If you need to rent a car or truck in Anchorage I’m an expert in this area. Believe me! When I lived in Dillingham and traveled to Anchorage all the time, I rented so much I could have bought a new car! [It is the reason I moved to Reno, cost too much to travel out of Bristol Bay and yet I wanted to travel out of Bristol Bay.] For budget travelers, consider off-season travel, or making reservations on-line. In the winter, Thrifty’s Anchorage car rental rates are right in-line with rates across the United States, you won’t pay more because you are in Alaska.
I found over the years that Thrifty Car Rental has one of the lowest rates, and though you can usually find some company to save you a few dollars a day, you will get less service, less car, and more hassles. Every single time I had to use another company I was disappointed. [Ask me about renting the PT Cruiser if you want to know about a humorous story.] Thrifty typically offers the Dodge Status ( mid-size) and Dodge Intrepid (full-size). These are both very comfortable cars, and provide room if you rent for the size of your party.
I think the reason they provide such good service is because the locally-run franchise has loyal employees who have been around for years. This Thrifty franchise started as a small shop when Anchorage was small, and even though they have expanded and grown over the past decades, they have definitely kept the ideals of friendly, quality service over less-personal, quantity service I’ve normally received when renting vehicles across the United States.
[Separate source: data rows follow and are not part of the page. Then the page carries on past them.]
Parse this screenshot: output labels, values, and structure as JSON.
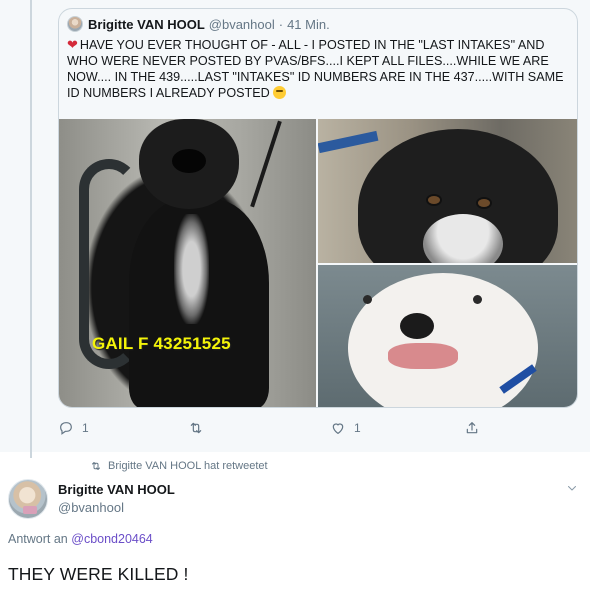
{
  "quoted_tweet": {
    "author_name": "Brigitte VAN HOOL",
    "author_handle": "@bvanhool",
    "separator": "·",
    "time": "41 Min.",
    "text": "HAVE YOU EVER THOUGHT OF - ALL - I POSTED IN THE \"LAST INTAKES\" AND WHO WERE NEVER POSTED BY PVAS/BFS....I KEPT ALL FILES....WHILE WE ARE NOW.... IN THE 439.....LAST \"INTAKES\" ID NUMBERS ARE IN THE 437.....WITH SAME ID NUMBERS I ALREADY POSTED",
    "leading_emoji_icon": "broken-heart-icon",
    "trailing_emoji_icon": "thinking-face-icon",
    "photo_caption": "GAIL F 43251525",
    "reply_count": "1",
    "retweet_count": "",
    "like_count": "1"
  },
  "retweet_notice": "Brigitte VAN HOOL hat retweetet",
  "tweet": {
    "author_name": "Brigitte VAN HOOL",
    "author_handle": "@bvanhool",
    "reply_prefix": "Antwort an",
    "reply_target": "@cbond20464",
    "text": "THEY WERE KILLED !"
  },
  "colors": {
    "background_muted": "#f5f8fa",
    "secondary_text": "#657786",
    "link": "#6b4ec8",
    "caption_yellow": "#f4f409"
  }
}
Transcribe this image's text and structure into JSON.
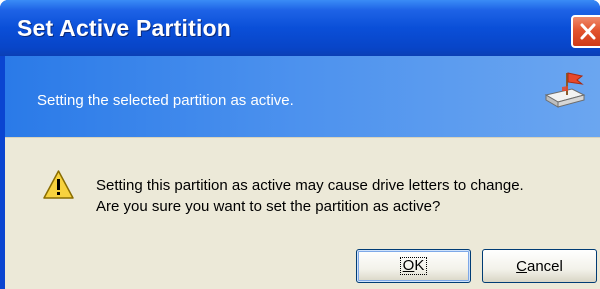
{
  "window": {
    "title": "Set Active Partition"
  },
  "header": {
    "text": "Setting the selected partition as active.",
    "icon": "partition-manager-icon"
  },
  "message": {
    "icon": "warning-icon",
    "line1": "Setting this partition as active may cause drive letters to change.",
    "line2": "Are you sure you want to set the partition as active?"
  },
  "buttons": {
    "ok": {
      "underlined": "O",
      "rest": "K"
    },
    "cancel": {
      "underlined": "C",
      "rest": "ancel"
    }
  },
  "colors": {
    "titlebar": "#0a4fd8",
    "header_band": "#4d92ee",
    "dialog_bg": "#ece9d8",
    "close_button": "#e3552f"
  }
}
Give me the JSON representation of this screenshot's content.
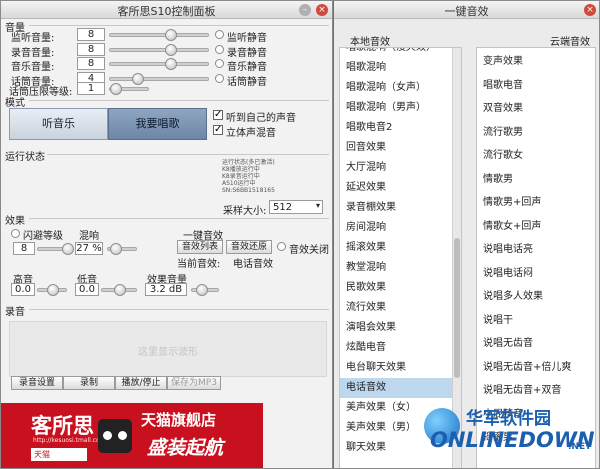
{
  "left_window": {
    "title": "客所思S10控制面板",
    "volume": {
      "section_label": "音量",
      "rows": [
        {
          "label": "监听音量:",
          "value": "8",
          "mute_label": "监听静音",
          "level": 0.62
        },
        {
          "label": "录音音量:",
          "value": "8",
          "mute_label": "录音静音",
          "level": 0.62
        },
        {
          "label": "音乐音量:",
          "value": "8",
          "mute_label": "音乐静音",
          "level": 0.62
        },
        {
          "label": "话筒音量:",
          "value": "4",
          "mute_label": "话筒静音",
          "level": 0.25
        }
      ],
      "compress_label": "话筒压限等级:",
      "compress_value": "1",
      "compress_level": 0.0
    },
    "mode": {
      "section_label": "模式",
      "listen_button": "听音乐",
      "sing_button": "我要唱歌",
      "hear_self_label": "听到自己的声音",
      "stereo_mix_label": "立体声混音",
      "hear_self_checked": true,
      "stereo_mix_checked": true
    },
    "status": {
      "section_label": "运行状态",
      "info_lines": [
        "运行状态(多已激活)",
        "K8播放运行中",
        "K8录音运行中",
        "AS10运行中",
        "SN:S6BB1518165"
      ],
      "sample_label": "采样大小:",
      "sample_value": "512"
    },
    "effects": {
      "section_label": "效果",
      "echo_label": "闪避等级",
      "echo_value": "8",
      "reverb_label": "混响",
      "reverb_value": "27 %",
      "one_key_label": "一键音效",
      "list_button": "音效列表",
      "restore_button": "音效还原",
      "effect_off_label": "音效关闭",
      "current_label": "当前音效:",
      "current_value": "电话音效",
      "treble_label": "高音",
      "treble_value": "0.0",
      "bass_label": "低音",
      "bass_value": "0.0",
      "effect_vol_label": "效果音量",
      "effect_vol_value": "3.2 dB"
    },
    "record": {
      "section_label": "录音",
      "waveform_placeholder": "这里显示波形",
      "buttons": [
        "录音设置",
        "录制",
        "播放/停止",
        "保存为MP3"
      ]
    },
    "banner": {
      "brand": "客所思",
      "url": "http://kesuosi.tmall.com",
      "tmall_tag": "天猫",
      "store": "天猫旗舰店",
      "slogan": "盛装起航",
      "bg_color": "#c8101e"
    }
  },
  "right_window": {
    "title": "一键音效",
    "local_tab": "本地音效",
    "cloud_tab": "云端音效",
    "local_list": [
      "唱歌混响（漫天效）",
      "唱歌混响",
      "唱歌混响（女声）",
      "唱歌混响（男声）",
      "唱歌电音2",
      "回音效果",
      "大厅混响",
      "延迟效果",
      "录音棚效果",
      "房间混响",
      "摇滚效果",
      "教堂混响",
      "民歌效果",
      "流行效果",
      "演唱会效果",
      "炫酷电音",
      "电台聊天效果",
      "电话音效",
      "美声效果（女）",
      "美声效果（男）",
      "聊天效果"
    ],
    "local_selected": "电话音效",
    "cloud_list": [
      "变声效果",
      "唱歌电音",
      "双音效果",
      "流行歌男",
      "流行歌女",
      "情歌男",
      "情歌男+回声",
      "情歌女+回声",
      "说唱电话亮",
      "说唱电话闷",
      "说唱多人效果",
      "说唱干",
      "说唱无齿音",
      "说唱无齿音+倍儿爽",
      "说唱无齿音+双音",
      "小屁孩音",
      "摇滚男"
    ]
  },
  "watermark": {
    "cn": "华军软件园",
    "en": "ONLINEDOWN",
    "suffix": ".NET"
  }
}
Because of its enormous size and sporadic human settlement, Alaska has the highest number of licensed pilots per population. Next to Anchorage's International Airport, there's a floatplane airport by Lake Hood and Spenard Lake. These small planes can be dragged around by a car. Here I saw a traffic sign that says "Stop for Airplane" for the first time.
Trucks are often used, but you can get away with regular cars too. Pictured to the left is my second car of the winter of 2002, the first one being totaled on an icy road.... just make sure you have studded tires and insurance if you are going to brave the winter driving!
To gain acess to the bases you must have one of the sets of the following items:
1. Military ID with offical window decal
2. Military ID with temporary pass
3. Other ID with a crapload of paperwork
This is a picture of the Government Hill gate, which you can access by turning on to "A Street" (one way street) and following it to it's end. You cannot obtain decals or temporary passes at this gate, but they are acceptable to gain access.